Rachel started us off with the important public service of testing our outrage circuits. A lot of people have been running heavy loads on them what with the AIG thing, and it’s important to make sure you can still withstand a surge.
Thursday was the 6th birthday of the Iraq war, which we started to confiscate dangerous weapons that did not exist and punish a country that had not attacked us. I have taken part in Dungeons & Dragons campaigns with more tangible purpose.
And if you haven’t tripped your outrage circuit breakers yet, Rachel pointed out that the architects of the war are still telling great big bald-faced lies about it. Do they not know that video archives and the Internet exist?
Or there’s the more intriguing idea that these guys are actively trying to see if it’s possible to change reality by saying what one would like to be true in a public forum enough times. Just in case you can, I’d like to mention my famously tidy apartment and mysterious ability to summon tigers to my aid.
Laura Rozen of Foreign Policy Magazine joined Rachel to talk about why people are fighting against confirming Chris Hill as ambassador to Iraq in spite of the fact that he’s been endorsed by everyone from General Petraeus to The Lorax.
One More Thing
The Pentagon didn’t like all the dangerous toddler- and pet-based footage our soldiers were being exposed to on YouTube, so they banned access and set up TroopTube, to which they are now restricting access. Is it the word “tube” they don’t like? Do they think it means something else?
And White House CIO Vivek Kundra took time out to give our young people a chilling reminder: If you must get arrested, make sure it’s for something cooler than J.C. Penney dress shirts.
More than half the House Republicans voted against the bill to tax the AIG why-not-we’re-already-going-to-hell bonuses. Rachel mentioned that part of the problem is that the screamy pundits she usually gets to ignore are taking over the argument. Nothing like rich people who pretend not to be rich trying to get The People fired up by defending the rich. Why does that work on anybody?
Greg Sargent of The Plum Line checked in to explain the tough choice Republicans had: Infuriating their constituents or voting for a bill that contains the word “tax” without the word “cuts” being comfortingly near.
The Korean Central News Agency has posted its propagantastic press archive, which Rachel accurately described as a “treasure trove of slack-jawed wonder.”

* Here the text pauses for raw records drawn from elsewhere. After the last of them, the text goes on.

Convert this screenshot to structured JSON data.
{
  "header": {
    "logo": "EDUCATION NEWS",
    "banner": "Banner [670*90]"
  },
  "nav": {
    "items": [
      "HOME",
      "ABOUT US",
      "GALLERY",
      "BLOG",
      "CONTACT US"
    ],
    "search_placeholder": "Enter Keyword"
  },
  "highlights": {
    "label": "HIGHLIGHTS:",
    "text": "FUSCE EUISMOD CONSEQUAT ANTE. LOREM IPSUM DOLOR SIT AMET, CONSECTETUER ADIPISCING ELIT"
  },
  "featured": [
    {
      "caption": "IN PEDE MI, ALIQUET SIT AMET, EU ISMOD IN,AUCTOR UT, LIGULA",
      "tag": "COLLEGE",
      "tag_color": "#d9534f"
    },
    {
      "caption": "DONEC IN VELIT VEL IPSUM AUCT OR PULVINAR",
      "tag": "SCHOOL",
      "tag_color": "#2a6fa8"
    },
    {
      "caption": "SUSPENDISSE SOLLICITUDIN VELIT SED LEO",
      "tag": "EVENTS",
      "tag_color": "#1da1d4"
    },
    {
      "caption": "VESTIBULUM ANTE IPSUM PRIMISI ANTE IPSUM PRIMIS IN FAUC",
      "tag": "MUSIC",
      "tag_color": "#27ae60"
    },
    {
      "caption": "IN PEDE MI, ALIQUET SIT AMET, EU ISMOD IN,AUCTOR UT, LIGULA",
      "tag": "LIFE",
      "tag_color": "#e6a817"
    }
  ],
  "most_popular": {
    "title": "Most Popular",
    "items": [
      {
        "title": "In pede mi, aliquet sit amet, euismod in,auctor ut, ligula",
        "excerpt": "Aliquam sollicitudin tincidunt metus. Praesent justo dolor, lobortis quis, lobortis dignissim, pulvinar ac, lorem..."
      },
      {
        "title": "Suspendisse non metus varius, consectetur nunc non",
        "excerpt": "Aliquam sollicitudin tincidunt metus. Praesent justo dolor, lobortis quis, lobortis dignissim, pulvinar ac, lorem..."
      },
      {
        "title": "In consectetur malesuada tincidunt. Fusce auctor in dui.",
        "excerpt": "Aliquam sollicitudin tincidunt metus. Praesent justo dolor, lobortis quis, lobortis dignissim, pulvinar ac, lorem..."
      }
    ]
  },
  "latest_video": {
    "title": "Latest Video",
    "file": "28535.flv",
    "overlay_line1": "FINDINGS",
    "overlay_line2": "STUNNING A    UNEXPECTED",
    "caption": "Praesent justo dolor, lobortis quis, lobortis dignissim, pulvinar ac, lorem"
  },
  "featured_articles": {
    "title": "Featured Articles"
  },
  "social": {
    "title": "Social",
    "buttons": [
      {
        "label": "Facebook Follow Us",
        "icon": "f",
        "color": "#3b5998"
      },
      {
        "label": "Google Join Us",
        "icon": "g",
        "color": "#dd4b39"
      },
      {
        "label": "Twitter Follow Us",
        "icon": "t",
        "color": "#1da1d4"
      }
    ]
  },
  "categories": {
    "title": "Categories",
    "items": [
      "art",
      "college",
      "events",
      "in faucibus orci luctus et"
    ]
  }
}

It takes a little work to find the shiniest crazy diamonds, but it’s worth nosing around before and after February 16 each year. This isn’t the only year nature has joined in on Kim Jong-Il’s birthday celebrations.
The releases on these days are an intriguing mix of rainbows, mysterious bursts of birdsong, and a sad little tally of foreign leaders allegedly sending birthday greetings. It’s epic mythology meets Valentine’s Day in the third grade.

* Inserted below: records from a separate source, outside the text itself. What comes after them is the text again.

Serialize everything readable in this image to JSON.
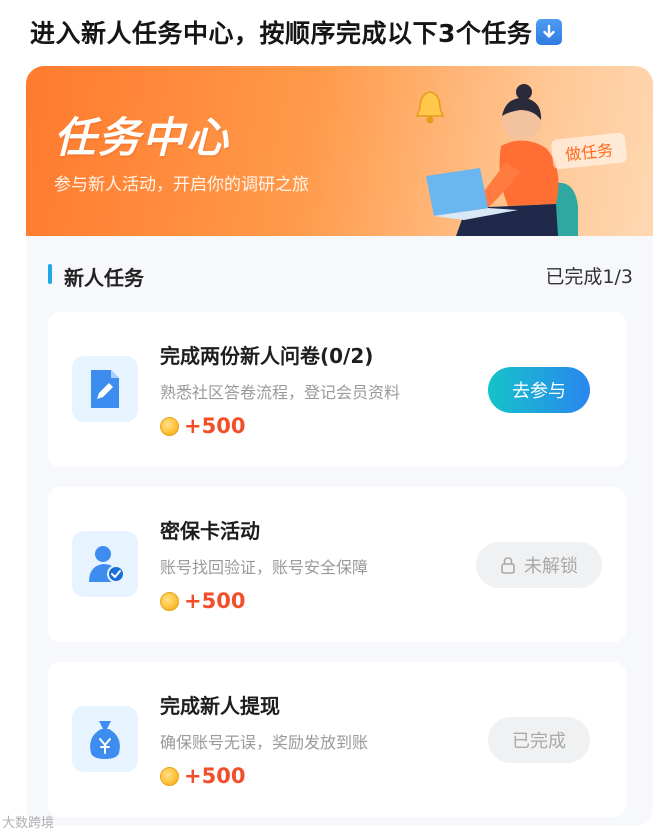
{
  "heading": "进入新人任务中心，按顺序完成以下3个任务",
  "banner": {
    "title": "任务中心",
    "subtitle": "参与新人活动，开启你的调研之旅",
    "action_label": "做任务"
  },
  "section": {
    "title": "新人任务",
    "progress": "已完成1/3"
  },
  "tasks": [
    {
      "title": "完成两份新人问卷(0/2)",
      "description": "熟悉社区答卷流程，登记会员资料",
      "reward": "+500",
      "action_label": "去参与",
      "status": "available",
      "icon": "document-pen-icon"
    },
    {
      "title": "密保卡活动",
      "description": "账号找回验证，账号安全保障",
      "reward": "+500",
      "action_label": "未解锁",
      "status": "locked",
      "icon": "user-check-icon"
    },
    {
      "title": "完成新人提现",
      "description": "确保账号无误，奖励发放到账",
      "reward": "+500",
      "action_label": "已完成",
      "status": "completed",
      "icon": "money-bag-icon"
    }
  ],
  "colors": {
    "banner_start": "#ff7a2e",
    "banner_end": "#ffd8b2",
    "accent_blue": "#20a8e8",
    "reward_red": "#f24e2a",
    "button_gradient_start": "#14c3c9",
    "button_gradient_end": "#2a86f0"
  },
  "watermark": "大数跨境"
}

As an introduction to all the filibluster that’s going on, Rachel took another opportunity to Schoolhouse Rock out. If she ever does “Sufferin’ til Suffrage,” I will pretty much be able to die a happy woman.
Rachel noted that the filibuster was designed as a way to give power to the minority in urgent circumstances. As opposed to a way to routinely be a complete a pain in the butt, which is how the Republicans have been using the filibuster since they lost power.

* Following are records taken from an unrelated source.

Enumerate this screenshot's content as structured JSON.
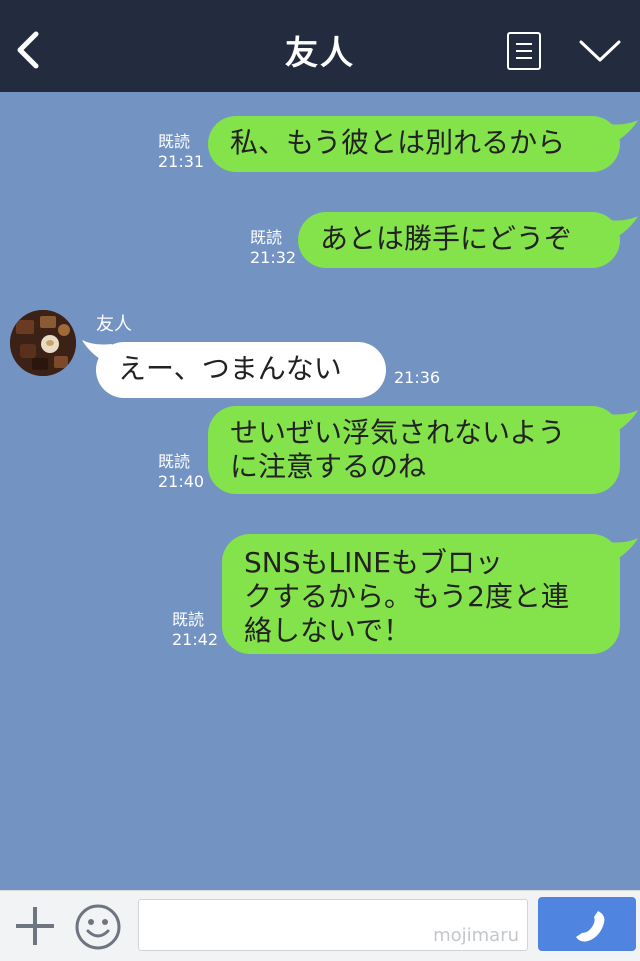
{
  "header": {
    "title": "友人"
  },
  "messages": [
    {
      "from": "me",
      "lines": [
        "私、もう彼とは別れるから"
      ],
      "read": "既読",
      "time": "21:31"
    },
    {
      "from": "me",
      "lines": [
        "あとは勝手にどうぞ"
      ],
      "read": "既読",
      "time": "21:32"
    },
    {
      "from": "them",
      "sender": "友人",
      "lines": [
        "えー、つまんない"
      ],
      "time": "21:36"
    },
    {
      "from": "me",
      "lines": [
        "せいぜい浮気されないよう",
        "に注意するのね"
      ],
      "read": "既読",
      "time": "21:40"
    },
    {
      "from": "me",
      "lines": [
        "SNSもLINEもブロッ",
        "クするから。もう2度と連",
        "絡しないで！"
      ],
      "read": "既読",
      "time": "21:42"
    }
  ],
  "footer": {
    "input_placeholder": "",
    "watermark": "mojimaru"
  },
  "colors": {
    "header": "#232b3e",
    "chat_bg": "#7393c2",
    "my_bubble": "#84e24a",
    "their_bubble": "#ffffff",
    "call_button": "#4f84e0"
  },
  "icons": [
    "back-arrow-icon",
    "menu-list-icon",
    "chevron-down-icon",
    "plus-icon",
    "emoji-icon",
    "phone-icon"
  ]
}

Republicans are furious about a move to use the budget reconciliation process avoid the filibuster on important bills, but seriously, guys: If you call 911 because you are dissatisfied with your Happy Meal enough times, they’re going to start hanging up on you.
Eight “moderate Democrats” have signed a letter agreeing that they would also like every last bill to be a Sisyphean nightmare to pass, please, and Conservadem Senator Mark Begich (D-Alaska) joined Rachel so she could ask him what the hell.
Rachel called Begich out on the fact that forcing 60 votes on the big bills he claims to support puts them in jeopardy, and if you thought Rachel’s “I’m Just a Bill” dance was awesome, you’ll be blown away when Begich starts dancing the sidestep.
Don’t Ask Don’t Tell Don’t Work
This segment was shaping up to be awesome. And it was, but in a different way than you expected.
Iraq combat veteran Dan Choi joined Rachel to talk about Knights Out, a group of openly gay and lesbian West Point grads. Choi pointed out that he risked being discharged from his current National Guard position just for saying he’s gay.
He was building up to what sounded like a really great point about how Don’t Ask, Don’t Tell forces soldiers to lie to their superiors and each other when his audio went out.
This segment wasn’t posted on MSNBC’s site, and while I understand that decision, it’s a bit of a shame because Rachel handled it with humor and aplomb.
Best quote: “We could have him mime it out, but I think that would be awkward.”
Word is that Mr. Choi will be back tomorrow — one hopes with his job still intact.
If you didn’t see Thursday’s Cocktail Moment, believe me when I tell you that you do not want to.
I’ll see the rest of you at the support group meeting.